What is a Loan?

We recently realised that some of the basic questions need to be answered for some of us, so let us take a step back: what is a loan?

A loan is a sum of money advanced to a business that must be repaid, with interest at some point in the future. The lender must bear the risk that the borrower may not repay the loan. The interest rate charged is the price for that risk. It also is money, classified as debt, for temporary use.

A business has to apply for a loan through a lending organization. A lending organization might be a commercial bank, credit union, or other lending organizations.

The loan application is different from every lending organization but it has common elements. The lending organization usually wants to know the background of the owner or owners of the business and the financial condition of the owner or owners, and the business, before giving the business a loan.

A loan is made to a small business for many reasons.
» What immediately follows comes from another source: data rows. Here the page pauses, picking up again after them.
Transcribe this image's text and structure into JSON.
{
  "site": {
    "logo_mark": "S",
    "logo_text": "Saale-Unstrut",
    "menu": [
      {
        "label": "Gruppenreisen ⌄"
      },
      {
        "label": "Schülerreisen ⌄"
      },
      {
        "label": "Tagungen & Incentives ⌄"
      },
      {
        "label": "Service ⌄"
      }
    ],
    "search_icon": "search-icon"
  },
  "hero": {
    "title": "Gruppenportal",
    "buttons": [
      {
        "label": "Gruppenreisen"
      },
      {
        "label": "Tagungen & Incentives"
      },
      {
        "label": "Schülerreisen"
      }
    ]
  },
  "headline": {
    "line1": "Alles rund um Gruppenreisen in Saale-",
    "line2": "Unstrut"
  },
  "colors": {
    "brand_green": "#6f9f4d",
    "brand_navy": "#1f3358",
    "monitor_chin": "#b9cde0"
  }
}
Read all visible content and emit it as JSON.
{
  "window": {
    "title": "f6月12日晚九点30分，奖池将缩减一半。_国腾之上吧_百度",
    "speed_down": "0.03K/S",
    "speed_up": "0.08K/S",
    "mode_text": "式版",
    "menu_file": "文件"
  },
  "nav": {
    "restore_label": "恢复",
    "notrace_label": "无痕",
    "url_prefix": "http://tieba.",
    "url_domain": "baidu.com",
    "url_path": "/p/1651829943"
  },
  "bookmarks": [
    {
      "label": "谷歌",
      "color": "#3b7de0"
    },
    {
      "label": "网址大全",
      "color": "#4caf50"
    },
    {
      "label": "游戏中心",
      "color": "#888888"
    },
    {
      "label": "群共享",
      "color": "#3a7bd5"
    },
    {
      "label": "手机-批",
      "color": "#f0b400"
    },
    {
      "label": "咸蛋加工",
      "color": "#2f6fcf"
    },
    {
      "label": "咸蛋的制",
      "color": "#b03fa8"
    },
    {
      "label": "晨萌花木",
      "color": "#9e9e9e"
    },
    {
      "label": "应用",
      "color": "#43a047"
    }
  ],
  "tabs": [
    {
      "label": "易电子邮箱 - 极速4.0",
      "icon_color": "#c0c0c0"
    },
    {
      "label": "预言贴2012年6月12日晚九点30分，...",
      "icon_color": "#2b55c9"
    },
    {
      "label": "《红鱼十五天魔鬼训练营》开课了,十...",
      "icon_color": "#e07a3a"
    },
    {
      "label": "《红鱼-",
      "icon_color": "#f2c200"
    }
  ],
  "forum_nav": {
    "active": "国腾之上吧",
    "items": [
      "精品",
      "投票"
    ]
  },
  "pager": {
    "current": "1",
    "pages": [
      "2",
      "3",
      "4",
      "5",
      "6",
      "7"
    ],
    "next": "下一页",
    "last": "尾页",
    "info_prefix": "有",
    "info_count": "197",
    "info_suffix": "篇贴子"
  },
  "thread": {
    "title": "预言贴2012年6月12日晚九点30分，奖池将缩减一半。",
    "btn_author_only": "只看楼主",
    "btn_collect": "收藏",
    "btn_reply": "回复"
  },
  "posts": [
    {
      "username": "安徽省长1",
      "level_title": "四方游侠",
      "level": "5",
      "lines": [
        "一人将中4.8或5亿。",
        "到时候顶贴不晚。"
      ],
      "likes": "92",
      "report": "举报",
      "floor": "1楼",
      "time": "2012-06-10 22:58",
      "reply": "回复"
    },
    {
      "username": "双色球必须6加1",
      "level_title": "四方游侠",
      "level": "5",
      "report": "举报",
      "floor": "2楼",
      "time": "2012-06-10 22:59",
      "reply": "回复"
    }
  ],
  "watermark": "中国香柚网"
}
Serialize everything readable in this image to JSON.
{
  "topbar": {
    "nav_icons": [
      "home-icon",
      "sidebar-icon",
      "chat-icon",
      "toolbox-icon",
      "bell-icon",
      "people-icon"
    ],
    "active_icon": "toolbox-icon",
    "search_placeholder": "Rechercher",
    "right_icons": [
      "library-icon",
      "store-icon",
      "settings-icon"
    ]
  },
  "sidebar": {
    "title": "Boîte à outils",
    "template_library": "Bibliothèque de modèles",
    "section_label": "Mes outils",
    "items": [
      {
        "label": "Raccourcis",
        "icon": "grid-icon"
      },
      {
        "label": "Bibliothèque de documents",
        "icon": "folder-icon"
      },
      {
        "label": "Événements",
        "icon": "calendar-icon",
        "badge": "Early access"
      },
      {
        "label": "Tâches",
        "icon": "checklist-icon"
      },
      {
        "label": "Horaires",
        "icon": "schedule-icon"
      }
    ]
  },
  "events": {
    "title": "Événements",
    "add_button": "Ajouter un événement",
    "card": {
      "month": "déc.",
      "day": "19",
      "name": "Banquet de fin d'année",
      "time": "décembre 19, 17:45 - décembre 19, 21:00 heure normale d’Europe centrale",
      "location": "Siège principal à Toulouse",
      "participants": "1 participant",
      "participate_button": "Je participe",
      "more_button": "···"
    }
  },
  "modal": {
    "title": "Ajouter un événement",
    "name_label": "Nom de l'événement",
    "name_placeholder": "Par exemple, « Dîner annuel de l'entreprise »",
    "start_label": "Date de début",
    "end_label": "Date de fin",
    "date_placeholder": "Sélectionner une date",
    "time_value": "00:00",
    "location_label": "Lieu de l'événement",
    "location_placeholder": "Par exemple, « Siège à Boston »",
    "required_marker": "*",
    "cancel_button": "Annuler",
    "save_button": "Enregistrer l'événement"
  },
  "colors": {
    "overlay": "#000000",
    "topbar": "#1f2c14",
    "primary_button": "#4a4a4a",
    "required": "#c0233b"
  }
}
The loan may be for working capital and purchases of equipment or buildings and land. Interest rates on a loan depend on a variety of factors. Businesses have to be creditworthy in order to be granted a loan.

Where to get a loan

Loans can be obtained from banks or Sacco’s that offers loans with low interest rates and fees. A person looking for a loan should always remember to look for a loan with the lowest annual percentage rate. Banks and SACCOS are the safest and most affordable places to get loans. In order to get a loan from a SACCO, one must have been a member for a certain period of time and must have saved a certain amount of money. Those in need of small loans and don’t have any form of security can get loans from a micro lenders.

Micro lending is the extension of very small loans (micro loans) to impoverished borrowers who typically lack security, steady employment and a verifiable credit history. It is designed not only to support entrepreneurship and alleviate poverty, but also in many cases to empower women and uplift entire communities by extension. In many communities worldwide, in developed and developing nations alike, women lack the highly stable employment histories that traditional lenders tend to require when giving off loans.